Я вдруг почувствовала, что чудовищно устала. Доклад про собаку поначалу воспринимали немного самоироничным – возможно, я так и хотела, ведь меня сильно ободряли смешки в зале, – но закончился он, судя по реакции публики (все смотрели на меня лунными глазами, как осиротевшие волчьи щенки), как-то трагически. Муж обнял меня, когда я спустилась в зал. Пожалел наконец-то, сволочь.
– Ты сказала что-то такое, от чего всем стало одинаково страшно, – объяснил он, когда я выбежала в туалет поплакать (мне вовсе не хотелось плакать, я просто сказала так мужу, когда выбегала из зала: на самом деле я хотела поговорить наедине с А., который, как я думала, выбежит за мной, – но выбежал не он, а муж). – И тем, кто есть, и тем, кого нет. Наверное, мы все поняли, что, если нас выключат навсегда, мы перестанем быть собой, но продолжим осознавать это «навсегда» и «мы были чем-то, чем уже не являемся, потому что это выключили», и будем осознавать это до конца Вселенной, и получается, что ад все-таки есть. И я его заслужил.

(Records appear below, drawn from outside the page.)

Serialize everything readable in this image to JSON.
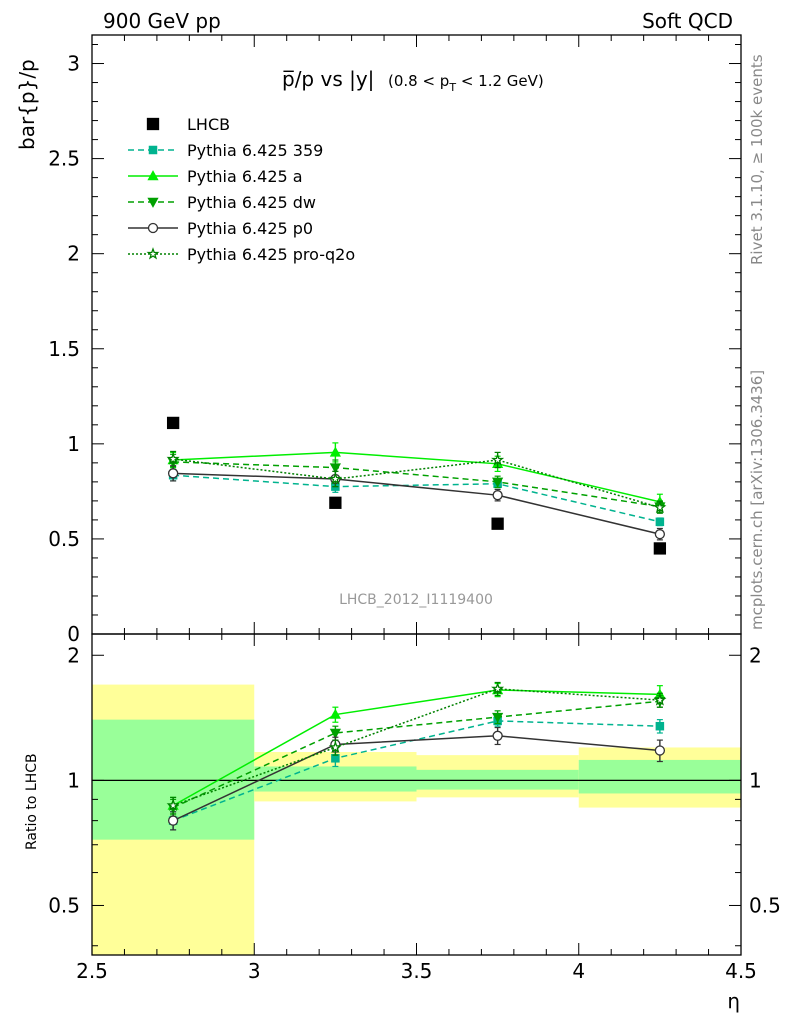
{
  "header": {
    "left": "900 GeV pp",
    "right": "Soft QCD"
  },
  "side_labels": {
    "rivet": "Rivet 3.1.10, ≥ 100k events",
    "mcplots": "mcplots.cern.ch [arXiv:1306.3436]"
  },
  "colors": {
    "lhcb": "#000000",
    "p359": "#00b38f",
    "pa": "#00ee00",
    "pdw": "#00a000",
    "pp0": "#333333",
    "pq2o": "#008000",
    "band_inner": "#99ff99",
    "band_outer": "#ffff99"
  },
  "chart_data": {
    "type": "line",
    "title_main": "p̅/p vs |y|",
    "title_cut_pre": "(0.8 < p",
    "title_cut_sub": "T",
    "title_cut_post": " < 1.2 GeV)",
    "watermark": "LHCB_2012_I1119400",
    "ylabel": "bar{p}/p",
    "xlabel": "η",
    "xlim": [
      2.5,
      4.5
    ],
    "ylim": [
      0,
      3.15
    ],
    "x_ticks": [
      "2.5",
      "3",
      "3.5",
      "4",
      "4.5"
    ],
    "y_ticks": [
      "0",
      "0.5",
      "1",
      "1.5",
      "2",
      "2.5",
      "3"
    ],
    "bins": [
      [
        2.5,
        3.0
      ],
      [
        3.0,
        3.5
      ],
      [
        3.5,
        4.0
      ],
      [
        4.0,
        4.5
      ]
    ],
    "x": [
      2.75,
      3.25,
      3.75,
      4.25
    ],
    "lhcb": {
      "name": "LHCB",
      "values": [
        1.11,
        0.69,
        0.58,
        0.45
      ]
    },
    "series": [
      {
        "key": "p359",
        "name": "Pythia 6.425 359",
        "values": [
          0.835,
          0.775,
          0.79,
          0.59
        ],
        "err": [
          0.03,
          0.03,
          0.02,
          0.02
        ]
      },
      {
        "key": "pa",
        "name": "Pythia 6.425 a",
        "values": [
          0.915,
          0.955,
          0.895,
          0.695
        ],
        "err": [
          0.04,
          0.05,
          0.04,
          0.04
        ]
      },
      {
        "key": "pdw",
        "name": "Pythia 6.425 dw",
        "values": [
          0.905,
          0.875,
          0.8,
          0.67
        ],
        "err": [
          0.04,
          0.04,
          0.03,
          0.03
        ]
      },
      {
        "key": "pp0",
        "name": "Pythia 6.425 p0",
        "values": [
          0.845,
          0.815,
          0.73,
          0.525
        ],
        "err": [
          0.04,
          0.04,
          0.03,
          0.03
        ]
      },
      {
        "key": "pq2o",
        "name": "Pythia 6.425 pro-q2o",
        "values": [
          0.92,
          0.815,
          0.915,
          0.665
        ],
        "err": [
          0.04,
          0.04,
          0.04,
          0.03
        ]
      }
    ],
    "ratio": {
      "ylabel": "Ratio to LHCB",
      "ylim": [
        0.38,
        2.25
      ],
      "y_ticks": [
        "0.5",
        "1",
        "2"
      ],
      "tick_values": [
        0.5,
        1,
        2
      ],
      "band_inner": [
        [
          0.72,
          1.4
        ],
        [
          0.94,
          1.08
        ],
        [
          0.95,
          1.06
        ],
        [
          0.93,
          1.12
        ]
      ],
      "band_outer": [
        [
          0.38,
          1.7
        ],
        [
          0.89,
          1.17
        ],
        [
          0.91,
          1.15
        ],
        [
          0.86,
          1.2
        ]
      ],
      "series": [
        {
          "key": "p359",
          "values": [
            0.8,
            1.13,
            1.39,
            1.35
          ],
          "err": [
            0.04,
            0.05,
            0.04,
            0.05
          ]
        },
        {
          "key": "pa",
          "values": [
            0.87,
            1.44,
            1.65,
            1.61
          ],
          "err": [
            0.04,
            0.06,
            0.06,
            0.08
          ]
        },
        {
          "key": "pdw",
          "values": [
            0.86,
            1.3,
            1.42,
            1.55
          ],
          "err": [
            0.04,
            0.05,
            0.05,
            0.05
          ]
        },
        {
          "key": "pp0",
          "values": [
            0.8,
            1.22,
            1.28,
            1.18
          ],
          "err": [
            0.04,
            0.05,
            0.06,
            0.07
          ]
        },
        {
          "key": "pq2o",
          "values": [
            0.87,
            1.2,
            1.66,
            1.56
          ],
          "err": [
            0.04,
            0.05,
            0.06,
            0.06
          ]
        }
      ]
    }
  }
}
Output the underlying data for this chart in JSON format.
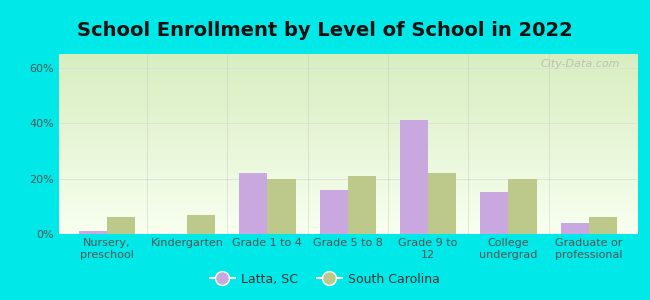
{
  "title": "School Enrollment by Level of School in 2022",
  "categories": [
    "Nursery,\npreschool",
    "Kindergarten",
    "Grade 1 to 4",
    "Grade 5 to 8",
    "Grade 9 to\n12",
    "College\nundergrad",
    "Graduate or\nprofessional"
  ],
  "latta_values": [
    1,
    0,
    22,
    16,
    41,
    15,
    4
  ],
  "sc_values": [
    6,
    7,
    20,
    21,
    22,
    20,
    6
  ],
  "latta_color": "#c9a8e0",
  "sc_color": "#bcc98a",
  "ylim": [
    0,
    65
  ],
  "yticks": [
    0,
    20,
    40,
    60
  ],
  "ytick_labels": [
    "0%",
    "20%",
    "40%",
    "60%"
  ],
  "background_color": "#00e8e8",
  "plot_bg_top": "#d8eec0",
  "plot_bg_bottom": "#f8fff0",
  "watermark": "City-Data.com",
  "legend_latta": "Latta, SC",
  "legend_sc": "South Carolina",
  "bar_width": 0.35,
  "title_fontsize": 14,
  "tick_fontsize": 8,
  "legend_fontsize": 9,
  "axis_label_color": "#555555",
  "grid_color": "#dddddd",
  "title_color": "#111111"
}
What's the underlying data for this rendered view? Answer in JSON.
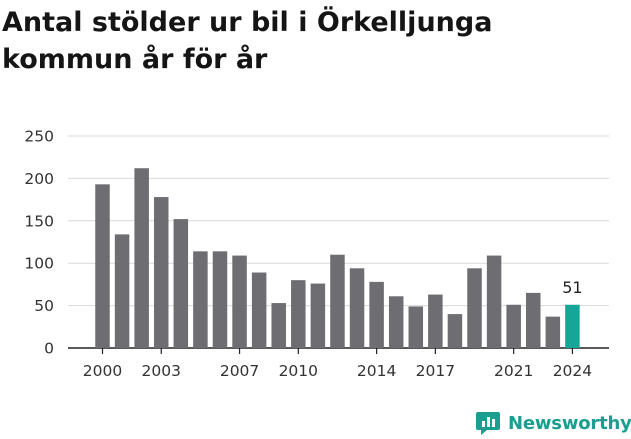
{
  "title": "Antal stölder ur bil i Örkelljunga kommun år för år",
  "brand": {
    "name": "Newsworthy",
    "color": "#1a9e8f"
  },
  "chart_data": {
    "type": "bar",
    "title": "Antal stölder ur bil i Örkelljunga kommun år för år",
    "xlabel": "",
    "ylabel": "",
    "categories": [
      "2000",
      "2001",
      "2002",
      "2003",
      "2004",
      "2005",
      "2006",
      "2007",
      "2008",
      "2009",
      "2010",
      "2011",
      "2012",
      "2013",
      "2014",
      "2015",
      "2016",
      "2017",
      "2018",
      "2019",
      "2020",
      "2021",
      "2022",
      "2023",
      "2024"
    ],
    "values": [
      193,
      134,
      212,
      178,
      152,
      114,
      114,
      109,
      89,
      53,
      80,
      76,
      110,
      94,
      78,
      61,
      49,
      63,
      40,
      94,
      109,
      51,
      65,
      37,
      51
    ],
    "x_tick_labels": [
      "2000",
      "2003",
      "2007",
      "2010",
      "2014",
      "2017",
      "2021",
      "2024"
    ],
    "y_ticks": [
      0,
      50,
      100,
      150,
      200,
      250
    ],
    "ylim": [
      0,
      250
    ],
    "grid": true,
    "bar_color": "#6e6d72",
    "highlight_color": "#16a596",
    "highlight_category": "2024",
    "data_labels": [
      {
        "category": "2024",
        "text": "51"
      }
    ]
  }
}
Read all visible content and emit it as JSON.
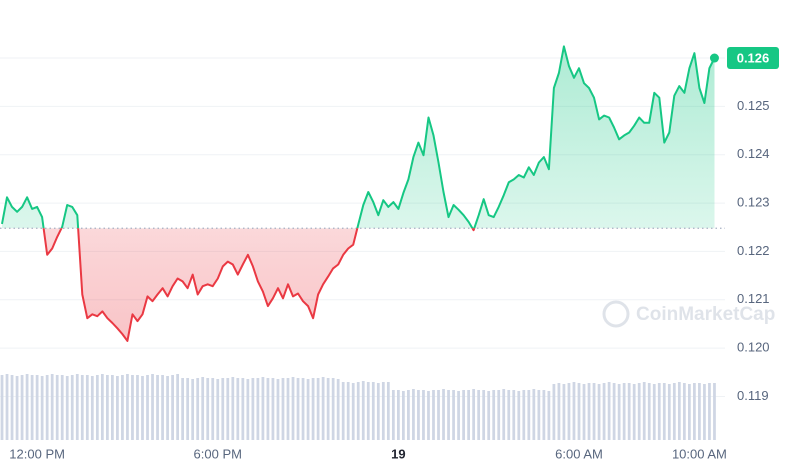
{
  "chart_data": {
    "type": "line",
    "watermark": "CoinMarketCap",
    "baseline": 0.12248,
    "current_price": 0.126,
    "up_color": "#16c784",
    "down_color": "#ea3943",
    "volume_color": "#cfd6e4",
    "xlim": [
      646,
      2091
    ],
    "ylim": [
      0.1181,
      0.1272
    ],
    "xticks": [
      {
        "value": 720,
        "label": "12:00 PM"
      },
      {
        "value": 1080,
        "label": "6:00 PM"
      },
      {
        "value": 1440,
        "label": "19"
      },
      {
        "value": 1800,
        "label": "6:00 AM"
      },
      {
        "value": 2040,
        "label": "10:00 AM"
      }
    ],
    "yticks": [
      0.119,
      {
        "value": 0.12,
        "label": "0.120"
      },
      0.121,
      0.122,
      0.123,
      0.124,
      0.125,
      0.126
    ],
    "grid": true,
    "x": [
      650,
      660,
      670,
      680,
      690,
      700,
      710,
      720,
      730,
      740,
      750,
      760,
      770,
      780,
      790,
      800,
      810,
      820,
      830,
      840,
      850,
      860,
      870,
      880,
      890,
      900,
      910,
      920,
      930,
      940,
      950,
      960,
      970,
      980,
      990,
      1000,
      1010,
      1020,
      1030,
      1040,
      1050,
      1060,
      1070,
      1080,
      1090,
      1100,
      1110,
      1120,
      1130,
      1140,
      1150,
      1160,
      1170,
      1180,
      1190,
      1200,
      1210,
      1220,
      1230,
      1240,
      1250,
      1260,
      1270,
      1280,
      1290,
      1300,
      1310,
      1320,
      1330,
      1340,
      1350,
      1360,
      1370,
      1380,
      1390,
      1400,
      1410,
      1420,
      1430,
      1440,
      1450,
      1460,
      1470,
      1480,
      1490,
      1500,
      1510,
      1520,
      1530,
      1540,
      1550,
      1560,
      1570,
      1580,
      1590,
      1600,
      1610,
      1620,
      1630,
      1640,
      1650,
      1660,
      1670,
      1680,
      1690,
      1700,
      1710,
      1720,
      1730,
      1740,
      1750,
      1760,
      1770,
      1780,
      1790,
      1800,
      1810,
      1820,
      1830,
      1840,
      1850,
      1860,
      1870,
      1880,
      1890,
      1900,
      1910,
      1920,
      1930,
      1940,
      1950,
      1960,
      1970,
      1980,
      1990,
      2000,
      2010,
      2020,
      2030,
      2040,
      2050,
      2060,
      2070
    ],
    "series": [
      {
        "name": "Price",
        "values": [
          0.12257,
          0.12312,
          0.12292,
          0.12282,
          0.12292,
          0.12312,
          0.12288,
          0.12292,
          0.12271,
          0.12193,
          0.12206,
          0.1223,
          0.12251,
          0.12296,
          0.12292,
          0.12275,
          0.12111,
          0.12062,
          0.1207,
          0.12066,
          0.12076,
          0.12062,
          0.12052,
          0.12041,
          0.12029,
          0.12015,
          0.1207,
          0.12056,
          0.1207,
          0.12107,
          0.12097,
          0.12111,
          0.12124,
          0.12107,
          0.12128,
          0.12144,
          0.12138,
          0.12124,
          0.12152,
          0.12111,
          0.12128,
          0.12132,
          0.12128,
          0.12144,
          0.12169,
          0.12179,
          0.12173,
          0.12152,
          0.12173,
          0.12193,
          0.12169,
          0.12138,
          0.12117,
          0.12087,
          0.12103,
          0.12124,
          0.12103,
          0.12132,
          0.12107,
          0.12113,
          0.12097,
          0.12087,
          0.12062,
          0.12111,
          0.12132,
          0.12148,
          0.12165,
          0.12173,
          0.12193,
          0.12206,
          0.12214,
          0.12255,
          0.12296,
          0.12323,
          0.12302,
          0.12275,
          0.12306,
          0.12292,
          0.12302,
          0.12288,
          0.12321,
          0.12349,
          0.12395,
          0.12425,
          0.12399,
          0.12477,
          0.1244,
          0.12384,
          0.12323,
          0.12271,
          0.12296,
          0.12286,
          0.12275,
          0.12261,
          0.12244,
          0.12275,
          0.12308,
          0.12275,
          0.12271,
          0.12292,
          0.12316,
          0.12343,
          0.12349,
          0.12358,
          0.12353,
          0.12374,
          0.12358,
          0.12384,
          0.12395,
          0.1237,
          0.12538,
          0.12569,
          0.12624,
          0.12583,
          0.12559,
          0.12579,
          0.12548,
          0.12538,
          0.12518,
          0.12473,
          0.12481,
          0.12477,
          0.12456,
          0.12432,
          0.1244,
          0.12446,
          0.1246,
          0.12477,
          0.12466,
          0.12466,
          0.12528,
          0.12518,
          0.12425,
          0.12446,
          0.12522,
          0.12542,
          0.12528,
          0.12579,
          0.1261,
          0.12538,
          0.12507,
          0.12579,
          0.126
        ]
      }
    ],
    "volume": [
      65,
      66,
      65,
      64,
      65,
      66,
      65,
      65,
      64,
      65,
      66,
      65,
      65,
      64,
      65,
      66,
      65,
      65,
      64,
      65,
      66,
      65,
      65,
      64,
      65,
      66,
      65,
      65,
      64,
      65,
      66,
      65,
      65,
      64,
      65,
      66,
      62,
      62,
      61,
      62,
      63,
      62,
      62,
      61,
      62,
      62,
      63,
      62,
      62,
      61,
      62,
      62,
      63,
      62,
      62,
      61,
      62,
      62,
      63,
      62,
      62,
      61,
      62,
      62,
      63,
      62,
      62,
      61,
      58,
      58,
      57,
      58,
      59,
      58,
      58,
      57,
      58,
      58,
      50,
      50,
      49,
      50,
      51,
      50,
      50,
      49,
      50,
      50,
      51,
      50,
      50,
      49,
      50,
      50,
      51,
      50,
      50,
      49,
      50,
      50,
      51,
      50,
      50,
      49,
      50,
      50,
      51,
      50,
      50,
      49,
      56,
      57,
      56,
      57,
      58,
      57,
      56,
      57,
      57,
      56,
      57,
      58,
      57,
      56,
      57,
      57,
      56,
      57,
      58,
      57,
      56,
      57,
      57,
      56,
      57,
      58,
      57,
      56,
      57,
      57,
      56,
      57,
      57
    ]
  }
}
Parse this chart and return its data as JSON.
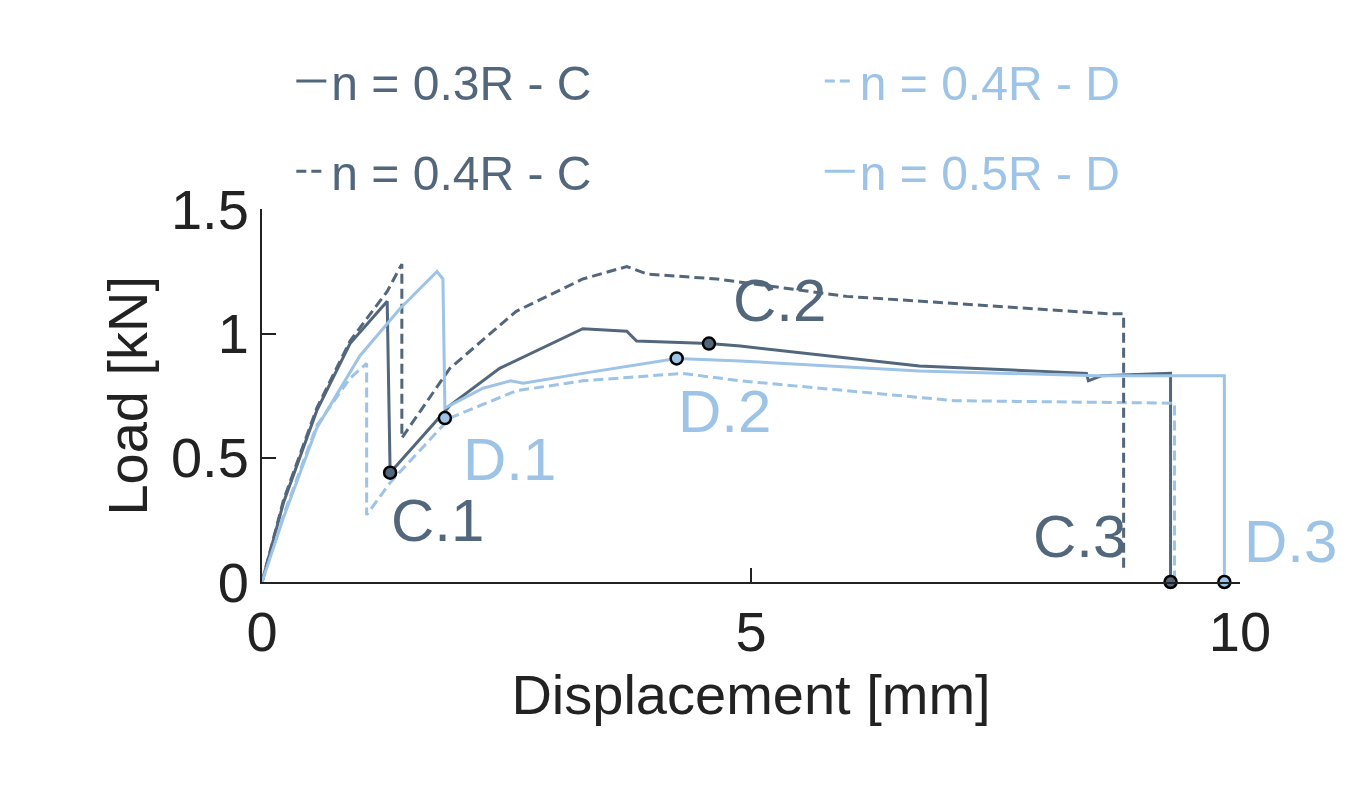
{
  "chart_data": {
    "type": "line",
    "xlabel": "Displacement [mm]",
    "ylabel": "Load [kN]",
    "xlim": [
      0,
      10
    ],
    "ylim": [
      0,
      1.5
    ],
    "xticks": [
      0,
      5,
      10
    ],
    "yticks": [
      0,
      0.5,
      1,
      1.5
    ],
    "legend": "top",
    "marker": "none",
    "series": [
      {
        "name": "n = 0.3R - C",
        "color": "#52677c",
        "line_style": "solid",
        "x": [
          0,
          0.22,
          0.56,
          0.9,
          1.28,
          1.31,
          1.92,
          2.43,
          3.28,
          3.73,
          3.83,
          4.57,
          4.89,
          6.72,
          8.43,
          8.45,
          8.58,
          9.29,
          9.29
        ],
        "values": [
          0,
          0.32,
          0.69,
          0.96,
          1.13,
          0.44,
          0.71,
          0.86,
          1.02,
          1.01,
          0.97,
          0.96,
          0.95,
          0.87,
          0.84,
          0.81,
          0.83,
          0.84,
          0
        ]
      },
      {
        "name": "n = 0.4R - D",
        "color": "#9dc3e6",
        "line_style": "dashed",
        "x": [
          0,
          0.22,
          0.56,
          0.9,
          1.07,
          1.07,
          1.31,
          1.92,
          2.6,
          3.28,
          4.3,
          4.89,
          7.08,
          9.33,
          9.33
        ],
        "values": [
          0,
          0.27,
          0.63,
          0.82,
          0.88,
          0.27,
          0.4,
          0.66,
          0.77,
          0.81,
          0.84,
          0.81,
          0.73,
          0.72,
          0
        ]
      },
      {
        "name": "n = 0.4R - C",
        "color": "#52677c",
        "line_style": "dashed",
        "x": [
          0,
          0.22,
          0.56,
          0.9,
          1.28,
          1.43,
          1.43,
          1.92,
          2.6,
          3.28,
          3.73,
          3.94,
          4.65,
          5.98,
          8.65,
          8.81,
          8.81
        ],
        "values": [
          0,
          0.33,
          0.7,
          0.97,
          1.17,
          1.28,
          0.58,
          0.86,
          1.09,
          1.22,
          1.27,
          1.24,
          1.22,
          1.15,
          1.08,
          1.08,
          0.05
        ]
      },
      {
        "name": "n = 0.5R - D",
        "color": "#9dc3e6",
        "line_style": "solid",
        "x": [
          0,
          0.22,
          0.56,
          1.0,
          1.41,
          1.79,
          1.85,
          1.87,
          2.26,
          2.54,
          2.67,
          3.28,
          4.24,
          4.89,
          6.72,
          8.54,
          9.84,
          9.84
        ],
        "values": [
          0,
          0.26,
          0.62,
          0.91,
          1.1,
          1.25,
          1.22,
          0.7,
          0.78,
          0.81,
          0.8,
          0.84,
          0.9,
          0.89,
          0.85,
          0.83,
          0.83,
          0
        ]
      },
      {
        "type": "scatter",
        "marker": "circle",
        "x": [
          1.31,
          1.87,
          4.57,
          4.24,
          9.29,
          9.84
        ],
        "values": [
          0.44,
          0.66,
          0.96,
          0.9,
          0,
          0
        ],
        "colors": [
          "#52677c",
          "#9dc3e6",
          "#52677c",
          "#9dc3e6",
          "#52677c",
          "#9dc3e6"
        ]
      }
    ],
    "annotations": [
      {
        "text": "C.1",
        "x": 1.31,
        "y": 0.44
      },
      {
        "text": "D.1",
        "x": 1.87,
        "y": 0.66
      },
      {
        "text": "C.2",
        "x": 4.57,
        "y": 0.96
      },
      {
        "text": "D.2",
        "x": 4.24,
        "y": 0.9
      },
      {
        "text": "C.3",
        "x": 9.29,
        "y": 0
      },
      {
        "text": "D.3",
        "x": 9.84,
        "y": 0
      }
    ]
  }
}
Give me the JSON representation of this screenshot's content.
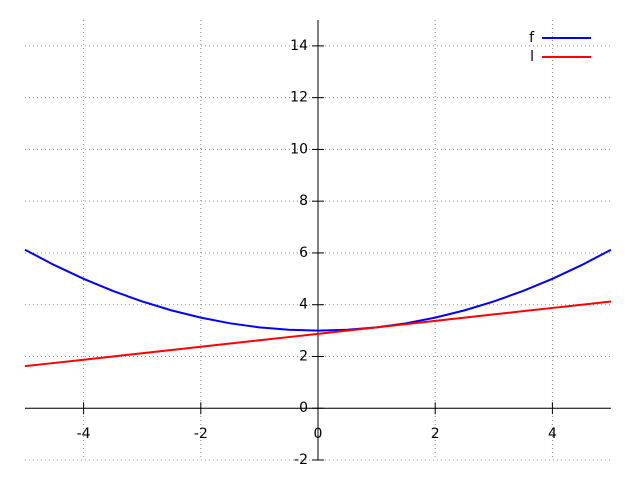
{
  "chart_data": {
    "type": "line",
    "x": [
      -5,
      -4.5,
      -4,
      -3.5,
      -3,
      -2.5,
      -2,
      -1.5,
      -1,
      -0.5,
      0,
      0.5,
      1,
      1.5,
      2,
      2.5,
      3,
      3.5,
      4,
      4.5,
      5
    ],
    "series": [
      {
        "name": "f",
        "color": "#0000ff",
        "values": [
          6.125,
          5.53125,
          5,
          4.53125,
          4.125,
          3.78125,
          3.5,
          3.28125,
          3.125,
          3.03125,
          3,
          3.03125,
          3.125,
          3.28125,
          3.5,
          3.78125,
          4.125,
          4.53125,
          5,
          5.53125,
          6.125
        ]
      },
      {
        "name": "l",
        "color": "#ff0000",
        "values": [
          1.625,
          1.75,
          1.875,
          2,
          2.125,
          2.25,
          2.375,
          2.5,
          2.625,
          2.75,
          2.875,
          3,
          3.125,
          3.25,
          3.375,
          3.5,
          3.625,
          3.75,
          3.875,
          4,
          4.125
        ]
      }
    ],
    "xlim": [
      -5,
      5
    ],
    "ylim": [
      -2,
      15
    ],
    "xticks": [
      -4,
      -2,
      0,
      2,
      4
    ],
    "yticks": [
      -2,
      0,
      2,
      4,
      6,
      8,
      10,
      12,
      14
    ],
    "grid": true,
    "legend": "top-right"
  }
}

– Заслужил, – сказала я, обняла мужа и ощутила, что плачу – и все, чем я плачу, ненастоящее.
* * *
Последним докладом было выступление А., к которому он вместе с С. готовился весь месяц, а мне ничего не говорил (потом я поняла, почему меня стоило держать от этого плана подальше).
– Поначалу я планировал доклад про суицид у нейрозомби, – начал А. – Собрал огромное количество материала. Среди тех, кого помнят действительно большой процент самоубийц. К сожалению, у нас нет этой статистики, многие родственники попросту отрицают суицид близких. Это легко понять, когда дискурс суицидника, рассказывающего о собственной смерти, полон противоречий; как правило, он оправдывается, повторяет, что не хотел умирать и не собирался, но при этом периодически клянет себя: как я мог, как я посмел, какой я дурак. Но если задать прямой вопрос, ответом никогда не будет «суицид». Упал, ударился головой в ванной. Случайно выпал, когда мыл окна. Потерял управление, заехал в озеро, забыл, что дверь машины получится открыть, когда она целиком заполнится зеленой водой. Получить более-менее достоверные сведения можно, если попросить их не рассказать, но показать. Травма – пусть и чужая – прячется в памяти тела, а не в коммуникативной, вербальной памяти. Параллельно я думал, что, если собрать всех, кто помнит определенного нейрозомби, есть шанс сообща попробовать выяснить, что случилось на самом деле, добиться правды. Увы, вместо правды мы получим страшную штуку. Оказывается, нейрозомби можно вычистить. Убрать. Я не говорю «убить», но, к сожалению, в нашей реальности это больше всего похоже на смерть. Во всяком случае, оно выглядит в точности как смерть и ведет себя как смерть. Разве что некому умирать. И наверное, именно потому, что некому, – они и умирают. В результате я изучал одно, а увидел другое. Получается, их можно стереть. Но стирать их нельзя. Потому что я выяснил еще один важный момент – это связано с голосами.